Machine Learning for Optimized Additive Manufacturing: Challenges, Opportunities, and Sustainability
摘要
The Industrial Revolution marks substantial commutes and metamorphosis in manufacturing and industrial processes with contemporary innovative technologies. Industry 1.0 (IR 1.0) 1784 saw the use of steam engines helping improve travel and manufacturing. Industry 2.0 during 1870 IR2.0 saw a major use of electricity, steel and iron industries, and the genesis of real production at scale. The third industry manufacturing paradigm shift during 1969 saw the utilization of circuitry or electrotechnology and automation, and parturition of the computer. The industry manufacturing paradigm shift 4.0 began to see the use of computerized security frameworks and machine integration, and the elimination of human labor to utilize advanced robots. Most companies in Industry 4.0 put emphasis on profit and production at scale. Industry manufacturing paradigm shift 5.0 bases its stance on human-centric design, environmental sustainability, social sustainability, and the metaverse. Additive manufacturing AM is key to IR 5.0 due to its ergonomic advantages, reduction in waste, possible environmental-centric advantages, its socially sustainable and, thus, meets key characteristics of a major IR 5.0 technology.
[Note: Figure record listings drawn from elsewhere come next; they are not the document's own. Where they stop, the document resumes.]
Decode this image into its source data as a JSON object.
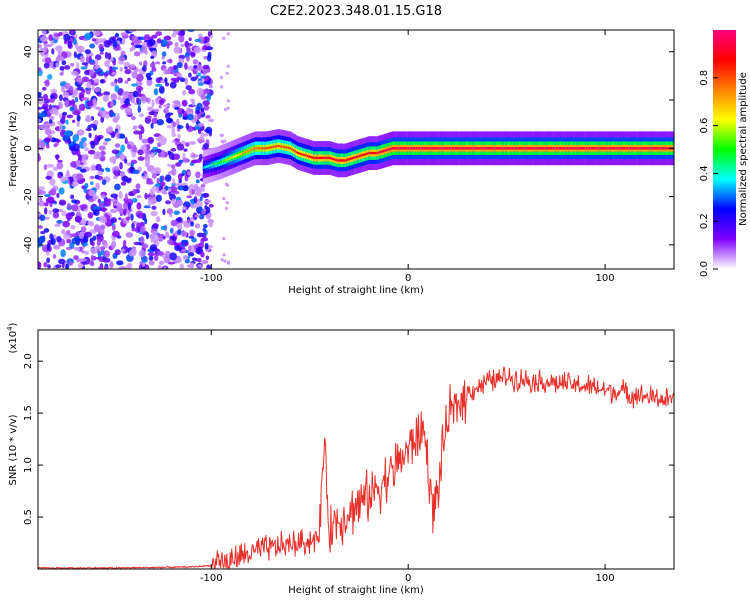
{
  "title": "C2E2.2023.348.01.15.G18",
  "chart_data": [
    {
      "type": "heatmap",
      "xlabel": "Height of straight line (km)",
      "ylabel": "Frequency (Hz)",
      "xlim": [
        -188,
        135
      ],
      "ylim": [
        -50,
        49
      ],
      "xticks": [
        -100,
        0,
        100
      ],
      "yticks": [
        -40,
        -20,
        0,
        20,
        40
      ],
      "colorbar": {
        "label": "Normalized spectral amplitude",
        "range": [
          0,
          1
        ],
        "ticks": [
          0.0,
          0.2,
          0.4,
          0.6,
          0.8
        ],
        "colormap": [
          "#ffffff",
          "#8000ff",
          "#0000ff",
          "#00ffff",
          "#00ff00",
          "#ffff00",
          "#ff8000",
          "#ff0000",
          "#ff0080"
        ]
      },
      "noise_region_x": [
        -188,
        -100
      ],
      "ridge": {
        "x": [
          -104,
          -96,
          -90,
          -84,
          -78,
          -72,
          -66,
          -60,
          -56,
          -52,
          -48,
          -44,
          -40,
          -36,
          -32,
          -28,
          -24,
          -20,
          -16,
          -12,
          -8,
          -4,
          0,
          10,
          30,
          60,
          90,
          135
        ],
        "frequency_hz": [
          -8,
          -6,
          -4,
          -2,
          0,
          0,
          1,
          0,
          -2,
          -3,
          -4,
          -4,
          -4,
          -5,
          -5,
          -4,
          -3,
          -2,
          -2,
          -1,
          0,
          0,
          0,
          0,
          0,
          0,
          0,
          0
        ],
        "amplitude": [
          0.35,
          0.5,
          0.6,
          0.7,
          0.75,
          0.8,
          0.8,
          0.8,
          0.85,
          0.85,
          0.9,
          0.9,
          0.9,
          0.9,
          0.9,
          0.9,
          0.9,
          0.9,
          0.9,
          0.95,
          0.95,
          0.95,
          0.95,
          0.95,
          0.95,
          0.95,
          0.95,
          0.95
        ]
      },
      "grid": false
    },
    {
      "type": "line",
      "xlabel": "Height of straight line (km)",
      "ylabel": "SNR (10 * v/v)",
      "y_scale_label": "(x10",
      "y_scale_exp": "4",
      "xlim": [
        -188,
        135
      ],
      "ylim": [
        0,
        2.3
      ],
      "xticks": [
        -100,
        0,
        100
      ],
      "yticks": [
        0.5,
        1.0,
        1.5,
        2.0
      ],
      "ytick_labels": [
        "0.5",
        "1.0",
        "1.5",
        "2.0"
      ],
      "series": [
        {
          "color": "#e8302a",
          "x": [
            -188,
            -150,
            -110,
            -95,
            -85,
            -75,
            -65,
            -55,
            -45,
            -43,
            -40,
            -30,
            -20,
            -10,
            0,
            8,
            13,
            20,
            30,
            40,
            50,
            60,
            70,
            80,
            90,
            100,
            110,
            120,
            135
          ],
          "y": [
            0.01,
            0.01,
            0.02,
            0.04,
            0.12,
            0.18,
            0.22,
            0.25,
            0.3,
            1.2,
            0.4,
            0.55,
            0.7,
            0.9,
            1.15,
            1.35,
            0.5,
            1.45,
            1.7,
            1.8,
            1.85,
            1.82,
            1.8,
            1.78,
            1.76,
            1.72,
            1.7,
            1.66,
            1.62
          ]
        }
      ],
      "grid": false
    }
  ]
}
Additive manufacturing has evolved since the first patent of Stereolithography by Charles Hull, its adoption by different companies like Shipway. This book chapter covers the role of additive manufacturing enhanced with machine learning AM-ML fused technologies in industry 5.0, advantages, limitations, possible solutions to the limitations, its application in aerospace, civil and architectural works, prototyping, automotive, and myriad other industries.